The survey indicates that 53 percent of the public opposes building more nuclear power plants in the U.S., up six points from last year. Forty-six percent support the construction of new plants.
What about the existing nuclear power plans in the country?
Sixty-eight percent say continue to operate all of them, with 27 percent saying that some should be shut down and one in ten calling for all of the plants to be closed…
“Despite assurances from public officials, most Americans say that it is likely that a dangerous amount of radiation from the damaged nuclear power plants in Japan will eventually reach the United States,” adds Holland.
A telltale crosstab guaranteed to send a chill down the spine of liberal climate-change warriors everywhere: Check out how coal fared vis-a-vis nuclear.
That’s not the only poll out today showing a downturn in support for nuclear power. A survey by the Civil Society Institute found 46 percent still support nuclear energy (versus 44 percent who don’t); last year, according to Gallup, that number stood at … 62 percent.
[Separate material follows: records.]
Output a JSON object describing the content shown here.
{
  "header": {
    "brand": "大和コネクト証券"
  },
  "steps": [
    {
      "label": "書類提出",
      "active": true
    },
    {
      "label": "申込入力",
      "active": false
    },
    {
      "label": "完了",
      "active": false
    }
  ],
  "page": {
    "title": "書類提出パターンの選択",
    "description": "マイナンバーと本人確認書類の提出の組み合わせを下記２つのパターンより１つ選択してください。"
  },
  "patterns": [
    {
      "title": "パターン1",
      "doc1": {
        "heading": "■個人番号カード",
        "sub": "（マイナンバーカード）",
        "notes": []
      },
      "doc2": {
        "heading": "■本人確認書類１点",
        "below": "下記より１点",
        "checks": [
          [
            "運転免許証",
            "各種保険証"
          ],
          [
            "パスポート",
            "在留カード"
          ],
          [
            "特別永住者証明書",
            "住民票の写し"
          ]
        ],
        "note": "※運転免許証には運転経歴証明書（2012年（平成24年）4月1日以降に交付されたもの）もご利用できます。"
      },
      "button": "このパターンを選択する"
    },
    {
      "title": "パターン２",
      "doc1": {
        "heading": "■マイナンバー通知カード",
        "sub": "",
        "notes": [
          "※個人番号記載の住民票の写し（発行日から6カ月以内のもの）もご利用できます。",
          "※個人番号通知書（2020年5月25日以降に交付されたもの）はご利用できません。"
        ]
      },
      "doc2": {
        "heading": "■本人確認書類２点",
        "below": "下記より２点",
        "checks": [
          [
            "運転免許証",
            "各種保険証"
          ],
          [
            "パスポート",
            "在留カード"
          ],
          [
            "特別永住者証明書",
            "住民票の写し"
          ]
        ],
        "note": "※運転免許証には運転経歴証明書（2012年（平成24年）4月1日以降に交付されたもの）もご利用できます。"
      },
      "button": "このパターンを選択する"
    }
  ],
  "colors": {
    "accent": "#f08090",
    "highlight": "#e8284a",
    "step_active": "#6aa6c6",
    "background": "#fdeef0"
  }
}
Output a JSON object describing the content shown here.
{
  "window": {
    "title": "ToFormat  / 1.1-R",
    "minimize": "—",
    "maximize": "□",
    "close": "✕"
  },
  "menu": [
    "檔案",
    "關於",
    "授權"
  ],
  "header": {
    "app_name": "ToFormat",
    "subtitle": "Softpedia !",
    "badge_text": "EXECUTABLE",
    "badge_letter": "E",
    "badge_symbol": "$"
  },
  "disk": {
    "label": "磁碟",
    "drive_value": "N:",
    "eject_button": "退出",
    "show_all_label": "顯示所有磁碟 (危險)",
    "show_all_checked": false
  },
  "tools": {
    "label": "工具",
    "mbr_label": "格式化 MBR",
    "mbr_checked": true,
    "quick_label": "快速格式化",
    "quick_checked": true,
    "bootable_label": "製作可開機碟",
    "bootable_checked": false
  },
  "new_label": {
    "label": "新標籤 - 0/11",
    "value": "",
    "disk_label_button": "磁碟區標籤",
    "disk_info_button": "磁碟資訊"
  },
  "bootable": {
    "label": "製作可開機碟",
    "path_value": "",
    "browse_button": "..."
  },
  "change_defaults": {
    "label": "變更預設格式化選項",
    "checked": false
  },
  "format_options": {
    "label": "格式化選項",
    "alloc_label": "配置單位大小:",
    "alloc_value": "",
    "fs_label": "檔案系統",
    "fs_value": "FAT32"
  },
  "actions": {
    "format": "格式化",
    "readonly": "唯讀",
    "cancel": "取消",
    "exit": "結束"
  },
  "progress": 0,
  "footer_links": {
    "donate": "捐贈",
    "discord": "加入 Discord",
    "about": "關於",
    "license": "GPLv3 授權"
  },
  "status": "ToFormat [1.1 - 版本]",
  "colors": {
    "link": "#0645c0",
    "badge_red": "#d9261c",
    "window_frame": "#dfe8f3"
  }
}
Other polls over the past week show similar results, with Pew’s numbers on whether we should promote increased use of nuclear power shifting dramatically in six months. Last October, that question split 45/44; today it’s 39/52. Gulp.
Here’s where I destroy my reputation for eeyorism, though: Aren’t all of these numbers surprisingly high given that we’re still at the height of the biggest nuclear crisis since Chernobyl? Thanks to weeks’ worth of hysterical news coverage, you’re seeing stores running out of Geiger counters in Paris and insane results like the one above about dangerous radiation levels hitting the U.S. Even with daily reports about the possibility of full meltdown at Fukushima or an unprecedented disaster involving the spent fuel rods, we’re still at 68 percent who want to continue with nuclear power and 46 percent who want to build new plants. What happens to those numbers once the Japanese reactors are finally, finally under control — which might be soon — and the public starts to realize that there’s no death cloud on the way from over the Pacific horizon? I said it yesterday but I’ll say it again: No political damage has been done here that can’t be undone by some smart, bipartisan “messaging” about how low the risks really are. Can we manage that? Or are we too close to an election that even this issue will end up being politicized somehow?